US Deputy Secretary of State Wendy Sherman met with her counterparts from South Korea and Japan yesterday, emphasizing the US’ commitment to defend its allies and trilateral security cooperation to confront an accelerating nuclear threat from North Korea.
The latest top-level meetings between the countries came as North Korea apparently presses ahead with preparations for its first nuclear test explosion in nearly five years, which US officials say could occur in the next few days.
After a meeting in Seoul, Sherman, South Korean Vice Minister of Foreign Affairs Cho Hyun-dong and Japanese Vice Minister of Foreign Affairs Takeo Mori issued a joint statement condemning North Korea’s “provocative” streak in weapons demonstrations this year and pledging closer security cooperation to curb the growing threats.
Photo: AFP
The statement said Sherman reaffirmed “steadfast” US commitments to the defense of South Korea and Japan, including “extended deterrence,” referring to an assurance to defend its allies with its full military capabilities.

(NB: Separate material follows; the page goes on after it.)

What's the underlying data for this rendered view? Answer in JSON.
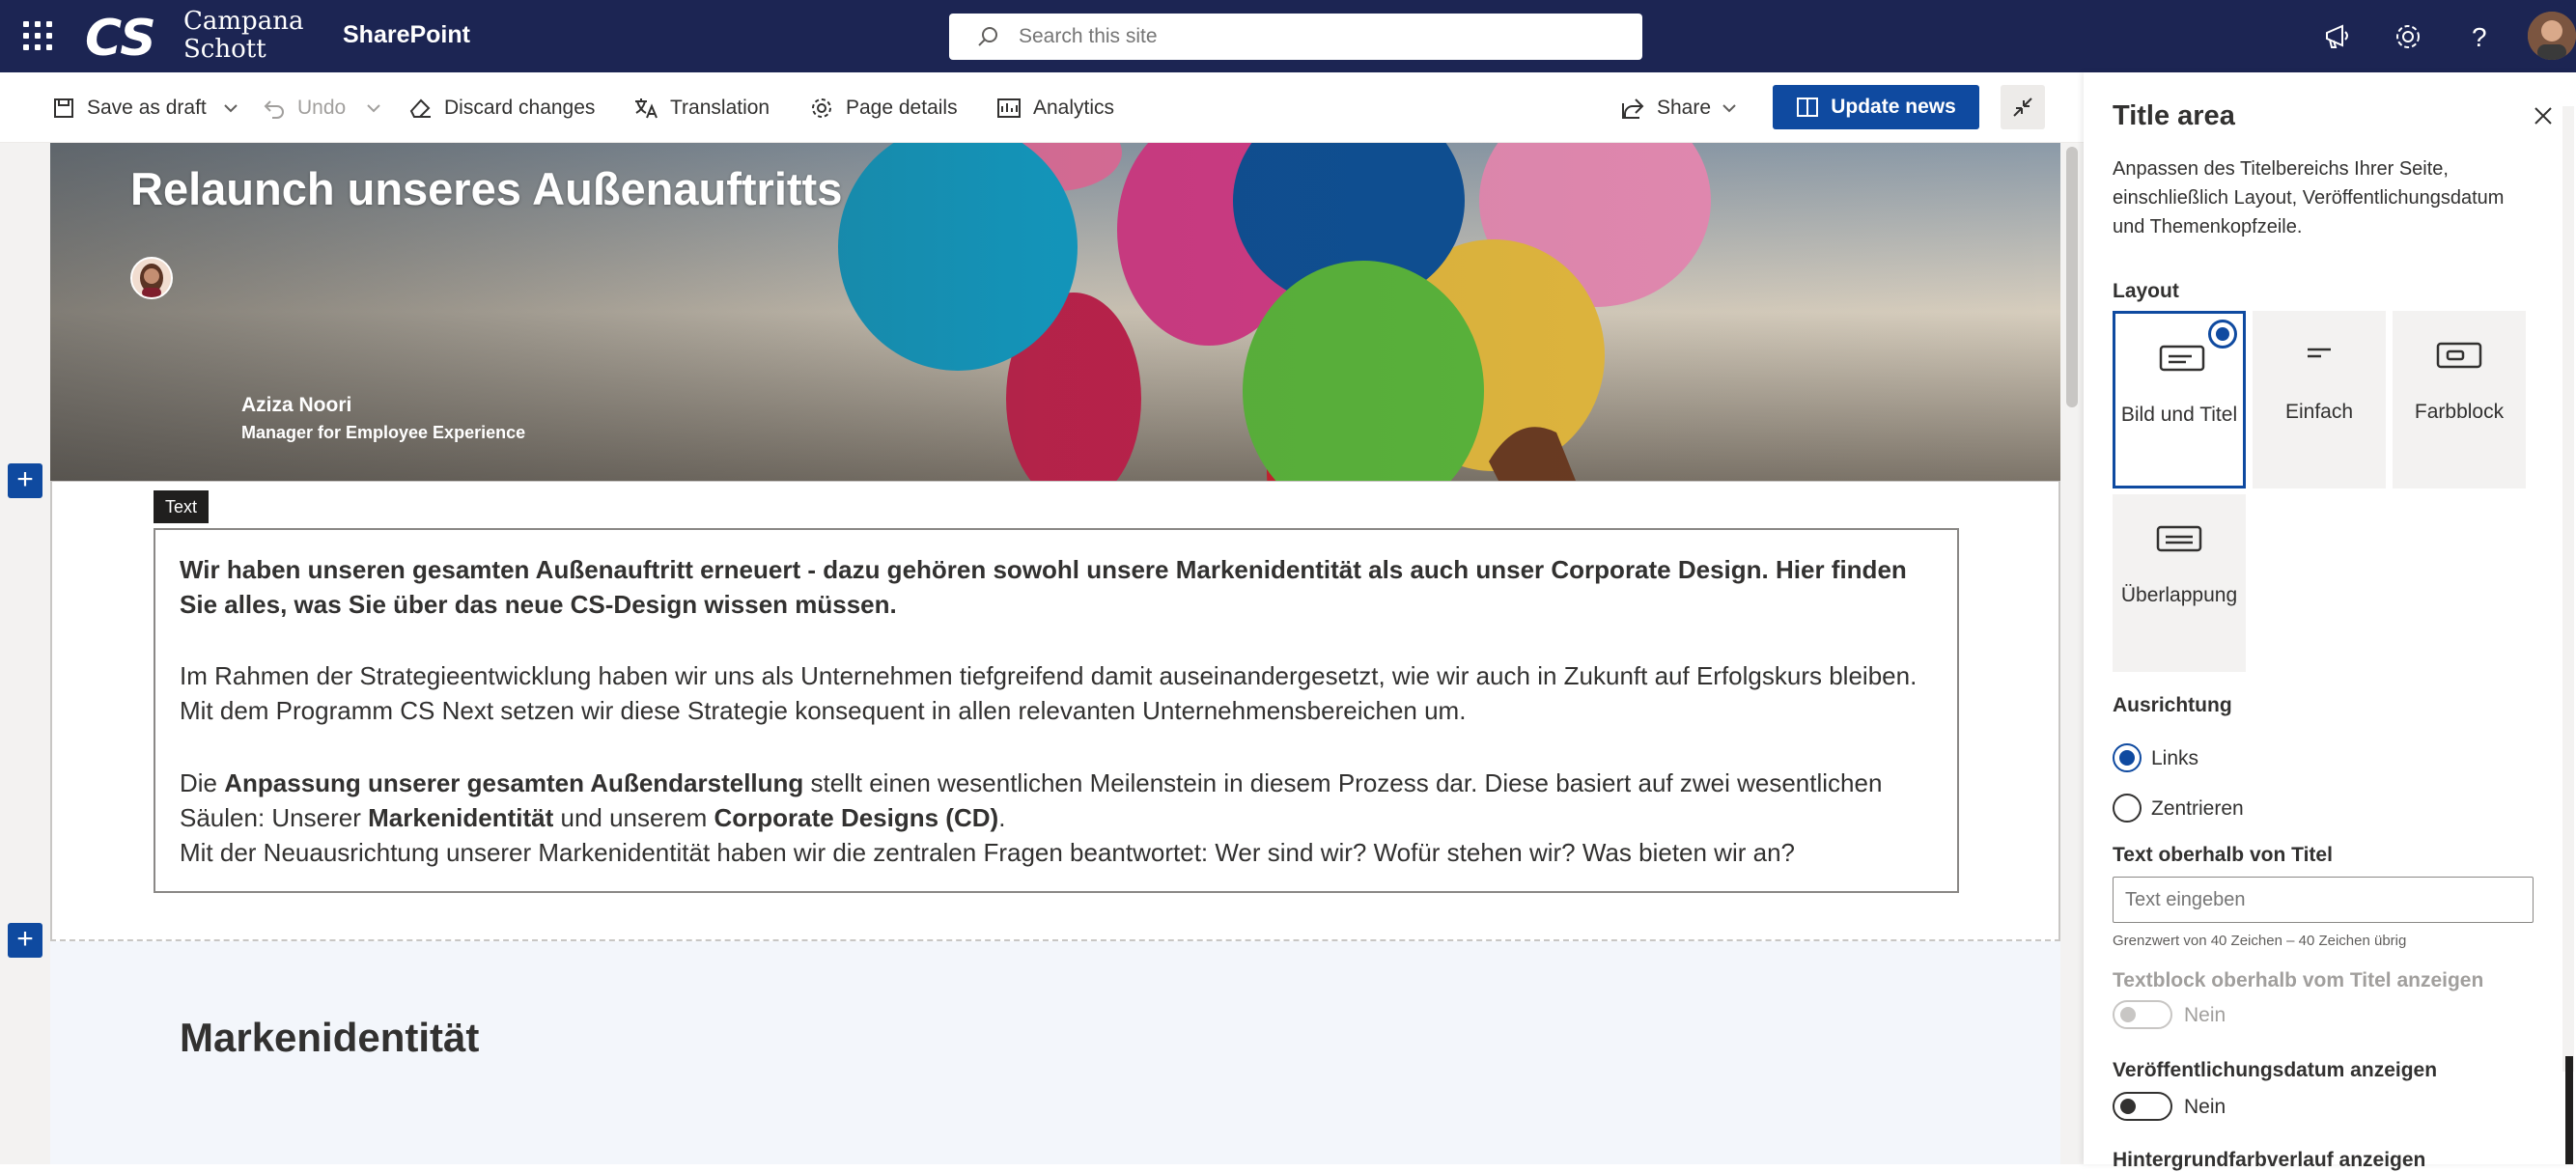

“The United States, the Republic of Korea and Japan are fully and closely aligned on the DPRK,” Sherman said in a news conference, using the initials of North Korea’s official name, the Democratic People’s Republic of Korea.
Sherman said that North Korea since September last year has significantly increased the pace and scale of its ballistic launches, posing a “serious threat” to security in the region and beyond, and urged Pyongyang to cease taking “these provocative and destabilizing actions, and to commit to the path of diplomacy.”
Jolting an old pattern of brinkmanship, North Korea has already set an annual record in ballistic launches through the first six months of this year, firing 31 missiles over 18 test events, including its first demonstrations of intercontinental ballistic missiles (ICBMs) since 2017.
The unusually fast pace in testing activity underscores North Korean leader Kim Jong-un’s dual intent to advance his arsenal and pressure the administration of US President Joe Biden over long-stalled negotiations aimed at leveraging its nuclear arsenal for economic and security concessions, experts have said.
Sherman’s visit to Asia came after North Korea in its biggest-ever single-day testing event launched eight ballistic missiles into the sea from multiple locations on Sunday, prompting the US and its Asian allies to respond with missile launches and aerial demonstrations involving dozens of fighter jets.
A nuclear test would further escalate North Korea’s pressure campaign and could possibly allow the country to claim it acquired the technologies to build a bomb small enough to be clustered on a multi-warhead ICBM or on Kim’s broad range of shorter-range weapons threatening South Korea and Japan.
South Korean and US officials have said that the North has all but finished preparations for a detonation at its nuclear testing ground in the remote northeastern town of Punggye-ri, an assessment backed by the International Atomic Energy Agency, which says there are indications that one of the site’s passages has been reopened.
The site had been inactive since hosting the country’s sixth nuclear test in September 2017, when it claimed it detonated a thermonuclear bomb designed for its ICBMs.